И все же я переживал. Не за надежность корабля или опытность его экипажа, а за собственное душевное равновесие. Хорошенькая бортпроводница чутко уловила мое настроение, только не угадала с источником проблемы. Я терзался безуспешными попытками найти объяснение внезапной чертовщине. Помню, как в университете на редких парах по литературе мы втайне потешались над преподавателем, пытавшимся вложить в наши циничные юные души хоть толику сострадания. Литературой мы пренебрегали и считали бессмыслицей, только забирающей учебные часы у физики с математикой. А уж болтовню о последней надежде, смысле жизни и прочих душевных терзаниях литературных героев вовсе ненавидели. Моральные метания персонажей из книг пыльного прошлого нам казались ерундой на фоне глобальных проблем человечества, которые мы хотели решать немедля. Для нас не существовало проблемы выбора, поиска мотивации и страха перед неудачей. Мы ничего не боялись, удачу презирали, над суевериями и прочей мистикой смеялись. Скажи кто мне тогдашнему, что я нынешний буду задаваться вопросами невезения и наступления черной полосы в жизни, рассмеялся бы в лицо, а то и поколотил бы. И все же, еще сегодня утром я сидел в Институте и ломал голову над предстоящим испытанием, а уже в обед – оказался в корабле, готовом стартовать к Земле. Мистика, не иначе.

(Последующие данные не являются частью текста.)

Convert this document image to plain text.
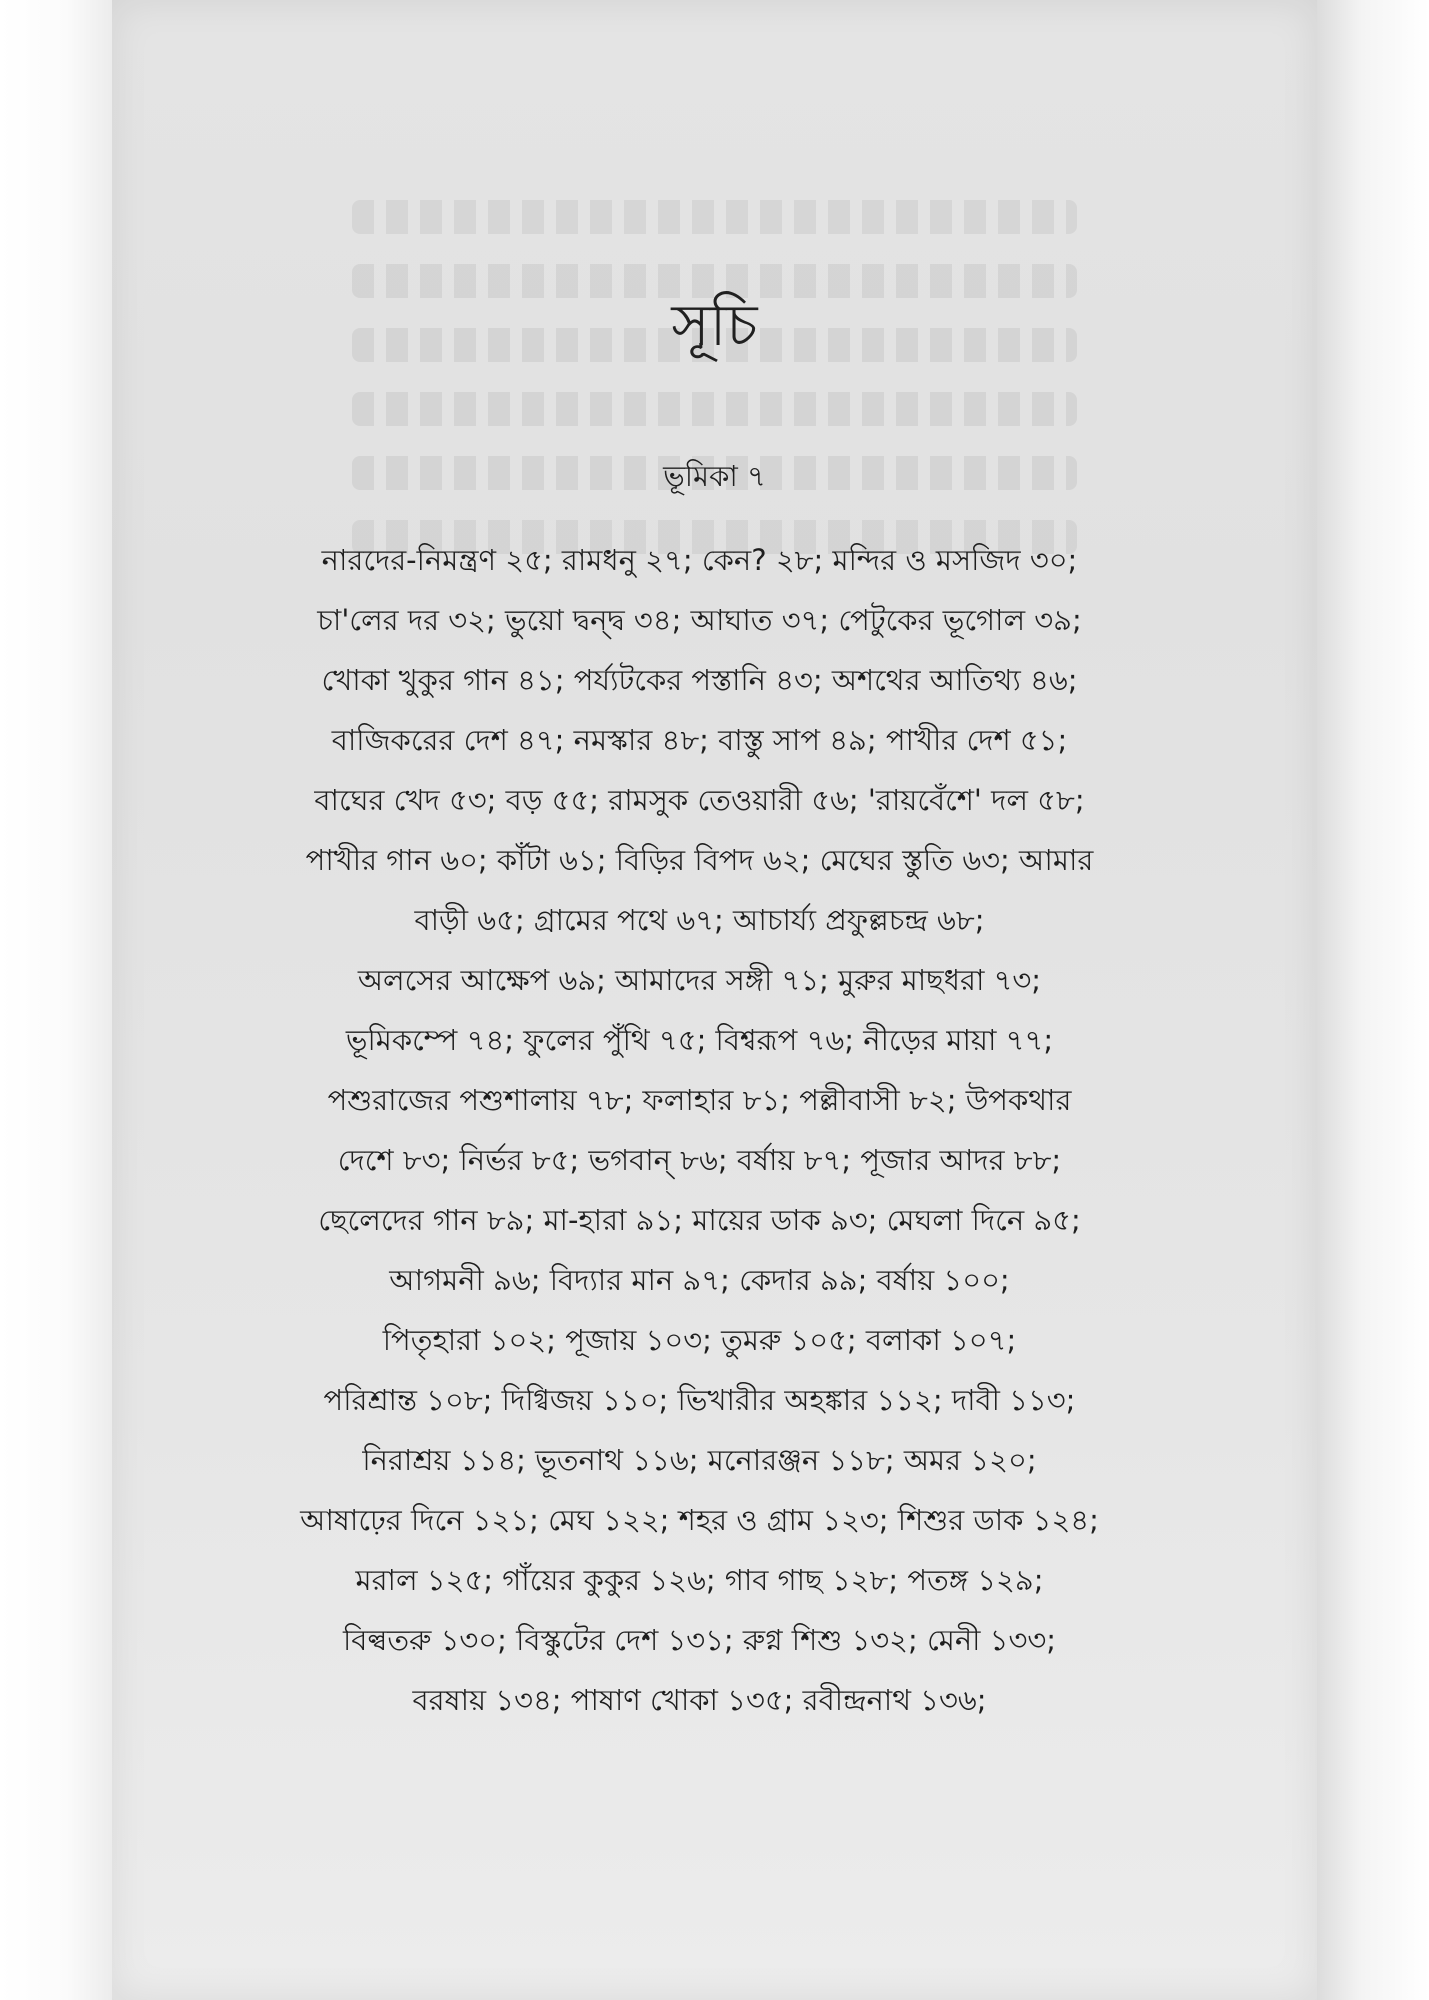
সূচি
ভূমিকা ৭
নারদের-নিমন্ত্রণ ২৫; রামধনু ২৭; কেন? ২৮; মন্দির ও মসজিদ ৩০;
চা'লের দর ৩২; ভুয়ো দ্বন্দ্ব ৩৪; আঘাত ৩৭; পেটুকের ভূগোল ৩৯;
খোকা খুকুর গান ৪১; পর্য্যটকের পস্তানি ৪৩; অশথের আতিথ্য ৪৬;
বাজিকরের দেশ ৪৭; নমস্কার ৪৮; বাস্তু সাপ ৪৯; পাখীর দেশ ৫১;
বাঘের খেদ ৫৩; বড় ৫৫; রামসুক তেওয়ারী ৫৬; 'রায়বেঁশে' দল ৫৮;
পাখীর গান ৬০; কাঁটা ৬১; বিড়ির বিপদ ৬২; মেঘের স্তুতি ৬৩; আমার
বাড়ী ৬৫; গ্রামের পথে ৬৭; আচার্য্য প্রফুল্লচন্দ্র ৬৮;
অলসের আক্ষেপ ৬৯; আমাদের সঙ্গী ৭১; মুরুর মাছধরা ৭৩;
ভূমিকম্পে ৭৪; ফুলের পুঁথি ৭৫; বিশ্বরূপ ৭৬; নীড়ের মায়া ৭৭;
পশুরাজের পশুশালায় ৭৮; ফলাহার ৮১; পল্লীবাসী ৮২; উপকথার
দেশে ৮৩; নির্ভর ৮৫; ভগবান্ ৮৬; বর্ষায় ৮৭; পূজার আদর ৮৮;
ছেলেদের গান ৮৯; মা-হারা ৯১; মায়ের ডাক ৯৩; মেঘলা দিনে ৯৫;
আগমনী ৯৬; বিদ্যার মান ৯৭; কেদার ৯৯; বর্ষায় ১০০;
পিতৃহারা ১০২; পূজায় ১০৩; তুমরু ১০৫; বলাকা ১০৭;
পরিশ্রান্ত ১০৮; দিগ্বিজয় ১১০; ভিখারীর অহঙ্কার ১১২; দাবী ১১৩;
নিরাশ্রয় ১১৪; ভূতনাথ ১১৬; মনোরঞ্জন ১১৮; অমর ১২০;
আষাঢ়ের দিনে ১২১; মেঘ ১২২; শহর ও গ্রাম ১২৩; শিশুর ডাক ১২৪;
মরাল ১২৫; গাঁয়ের কুকুর ১২৬; গাব গাছ ১২৮; পতঙ্গ ১২৯;
বিল্বতরু ১৩০; বিস্কুটের দেশ ১৩১; রুগ্ন শিশু ১৩২; মেনী ১৩৩;
বরষায় ১৩৪; পাষাণ খোকা ১৩৫; রবীন্দ্রনাথ ১৩৬;
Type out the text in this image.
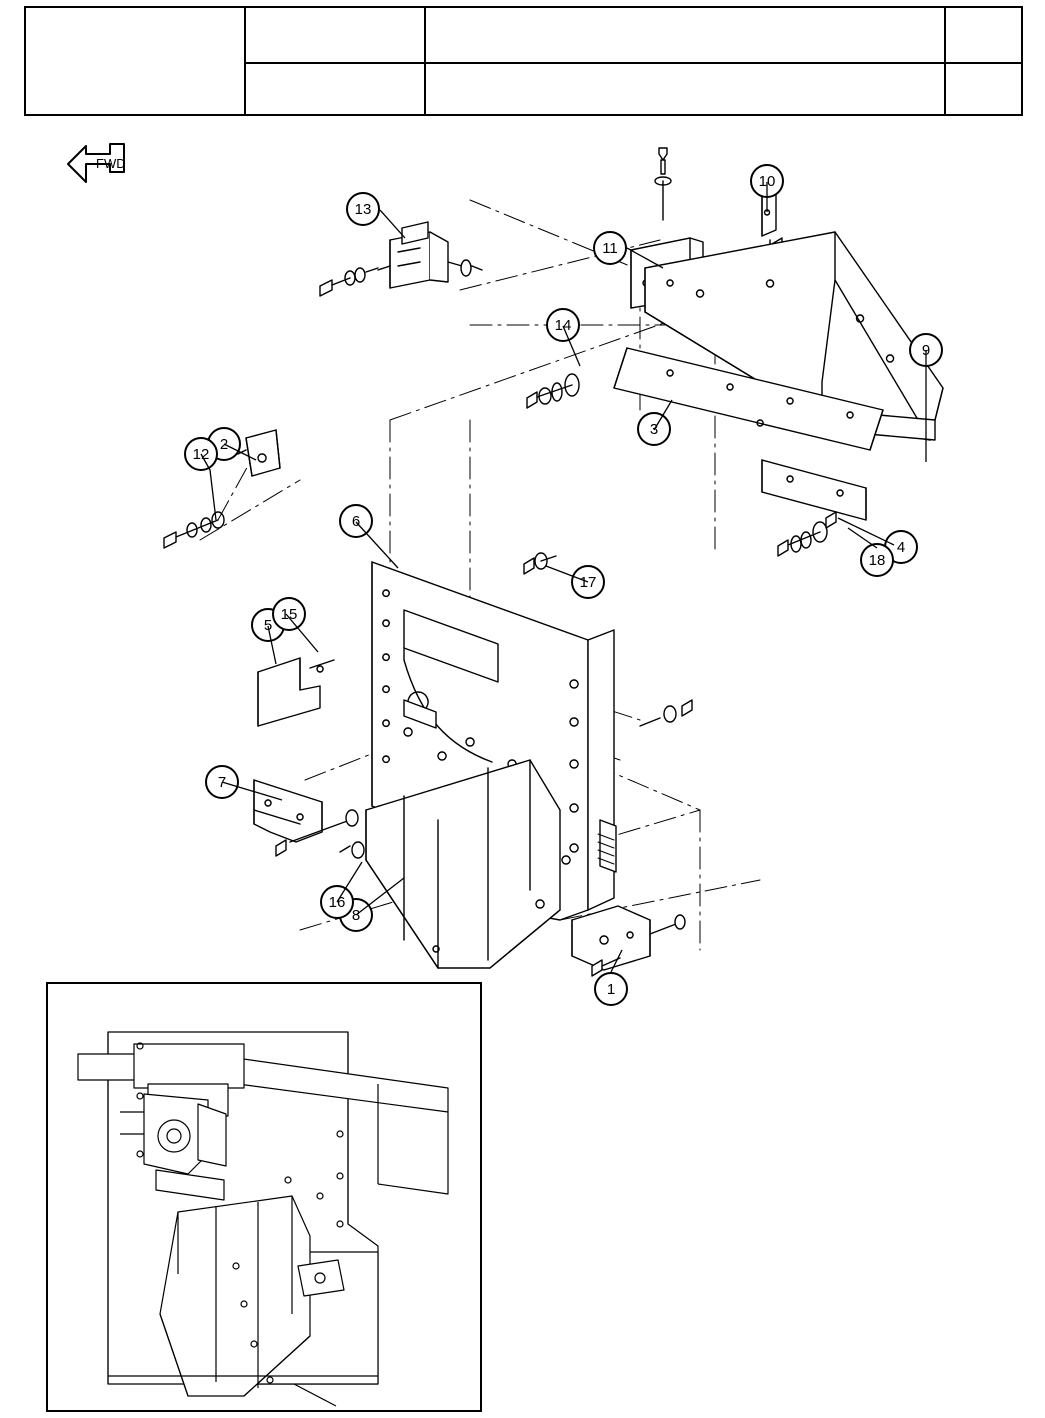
FWD
1
2
3
4
5
6
7
8
9
10
11
12
13
14
15
16
17
18
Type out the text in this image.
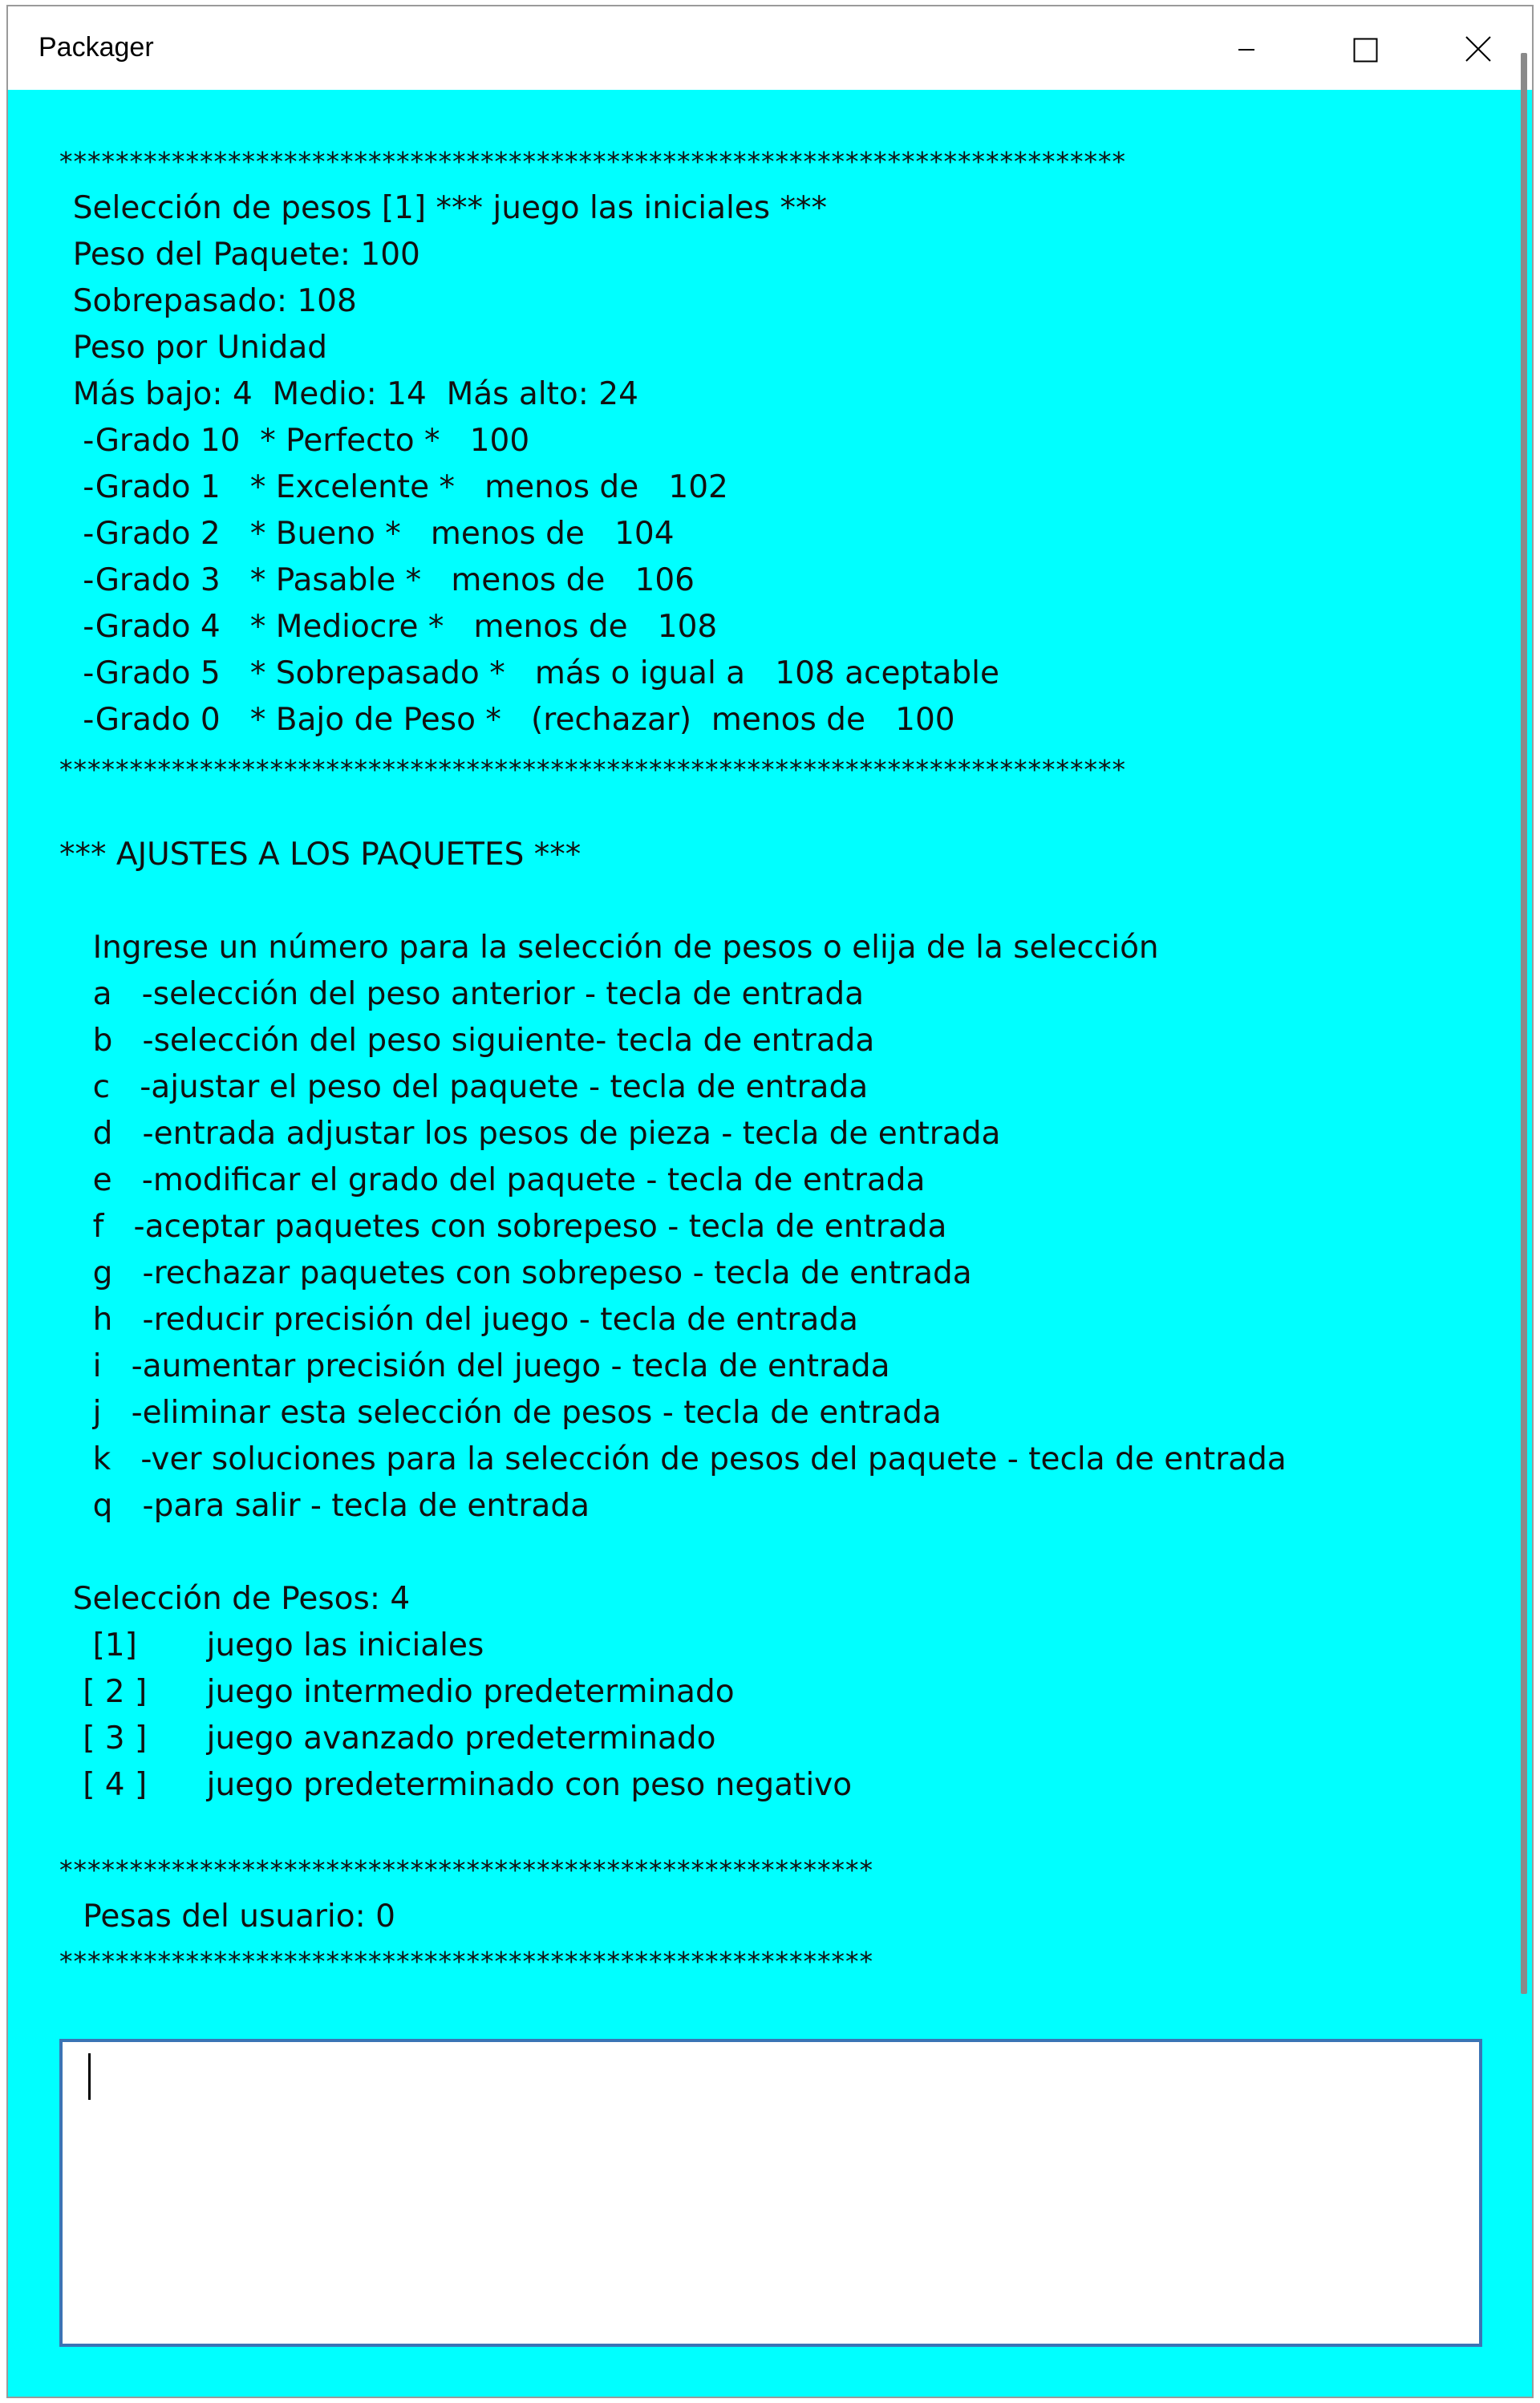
Packager
****************************************************************************
Selección de pesos [1] *** juego las iniciales ***
Peso del Paquete: 100
Sobrepasado: 108
Peso por Unidad
Más bajo: 4  Medio: 14  Más alto: 24
-Grado 10  * Perfecto *   100
-Grado 1   * Excelente *   menos de   102
-Grado 2   * Bueno *   menos de   104
-Grado 3   * Pasable *   menos de   106
-Grado 4   * Mediocre *   menos de   108
-Grado 5   * Sobrepasado *   más o igual a   108 aceptable
-Grado 0   * Bajo de Peso *   (rechazar)  menos de   100
****************************************************************************
*** AJUSTES A LOS PAQUETES ***
Ingrese un número para la selección de pesos o elija de la selección
a   -selección del peso anterior - tecla de entrada
b   -selección del peso siguiente- tecla de entrada
c   -ajustar el peso del paquete - tecla de entrada
d   -entrada adjustar los pesos de pieza - tecla de entrada
e   -modificar el grado del paquete - tecla de entrada
f   -aceptar paquetes con sobrepeso - tecla de entrada
g   -rechazar paquetes con sobrepeso - tecla de entrada
h   -reducir precisión del juego - tecla de entrada
i   -aumentar precisión del juego - tecla de entrada
j   -eliminar esta selección de pesos - tecla de entrada
k   -ver soluciones para la selección de pesos del paquete - tecla de entrada
q   -para salir - tecla de entrada
Selección de Pesos: 4
[1]       juego las iniciales
[ 2 ]      juego intermedio predeterminado
[ 3 ]      juego avanzado predeterminado
[ 4 ]      juego predeterminado con peso negativo
**********************************************************
Pesas del usuario: 0
**********************************************************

Не успел я в лаборатории надеть защитный костюм, как ворвалась Даша Самсонова из отдела кадров и принялась меня отчитывать за неуплату каких-то взносов. Мы Дашу очень любили, особенно когда она гневалась, из просто симпатичной превращаясь в красавицу-фурию, а потому часто позволяли себе вольности. Это была такая местечковая игра, правила которой всех устраивали. Однако в тот раз Даша и не думала играть, она все мои попытки перевести разговор на шутливые рельсы пресекла, а потом добила угрозой написать на меня докладную «куда надо». Мол, весь Институт как Институт, и только механико-магнитная лаборатория срывает план. Мало того, что злостно уклоняемся от уплаты взносов, так еще и не ходим в отпуск. Это правда. Я за все годы работы в Институте ни разу не брал отпуск. Никто не брал. Зачем транжирить и без того дефицитное время?

Все административные вопросы у нас решались через Филиппа Игоревича. Достаточно было даже не сказать, а намекнуть, как любая проблема улетучивалась быстрее утреннего тумана. Однако на сей раз вместо поддержки и одобрения, наш старик Филипыч спустил на меня еще больше собак, чем Даша, и пригрозил меня вообще выгнать из Института. К концу отповеди он все же смягчился, и по тому, как неловко опускал глаза и нервно теребил седые бакенбарды, я понял, что ему самому происходящее нравится не больше моего.

– Надо, Саня, надо! Ты же знаешь, закон есть закон. Придется лететь!

Я слушал его и не верил. Мой бесстрашный наставник отступил под нажимом бумагомарак из отдела кадров и прогнулся перед каким-то старым законом. В не остывший после выброса реактор войти первым он не испугался, приструнить президента Академии наук не побоялся, а тут вдруг – смирись, придется лететь.

Я и смирился. Хотя ни черта не понимал в происходящем. Прервать важнейший эксперимент ради какого-то отпуска? Порой мы себе во сне отказывали и поесть лишний раз забывали, а тут такое… Но Филиппу Игоревичу я верил больше, чем себе. А потому скомкано простился с ребятами, ошарашенными происходящим не меньше моего, сдал ключи доступа и лабораторные журналы дежурному, расписался в сотне каких-то бумаг, а затем в сопровождении охраны был выпровожен с территории Института. Наставник уверял, что это только на месяц, потом все будет как прежде, однако со стороны это больше напоминало не проводы в отпуск, а изгнание. Особенно меня расстроило, что обормоты из отдела снабжения забрали мой черный рабочий скафандр, взамен наградив фривольным непотребством серебристого цвета с малиново-оранжевыми вставками. Как какому-нибудь бездельнику из отдела кадров. Это меня окончательно подкосило. Не хватало, чтобы кто-нибудь из знакомых случайно увидел, от позора не отмыться.

Происходившее потом было как в тумане. Смутно помню, как в советском посольстве получил банковскую карточку с внушительной суммой неиспользованных за последние годы зарплат, паспорт и билет на Землю.

Мои мрачные мысли прервал раздавшийся со стороны шлюза нарастающий шум. Через минуту в салон ввалилась толпа туристов, устроивших хаос с поиском мест, багажа, документов. И снова закралась мысль о чуде. Вдруг мое место срочно понадобится кому-нибудь из этих жирных миллионеров и мне придется лететь позже? Или в салон выйдет пилот и скажет о технической неисправности. Или бортпроводница с прискорбием сообщит, что корабль перегружен и кому-то придется сойти. И тогда я радостно вызовусь добровольцем, а потом вернусь в Институт, разведу руками – мол, обстоятельства, и приступлю к прерванной работе…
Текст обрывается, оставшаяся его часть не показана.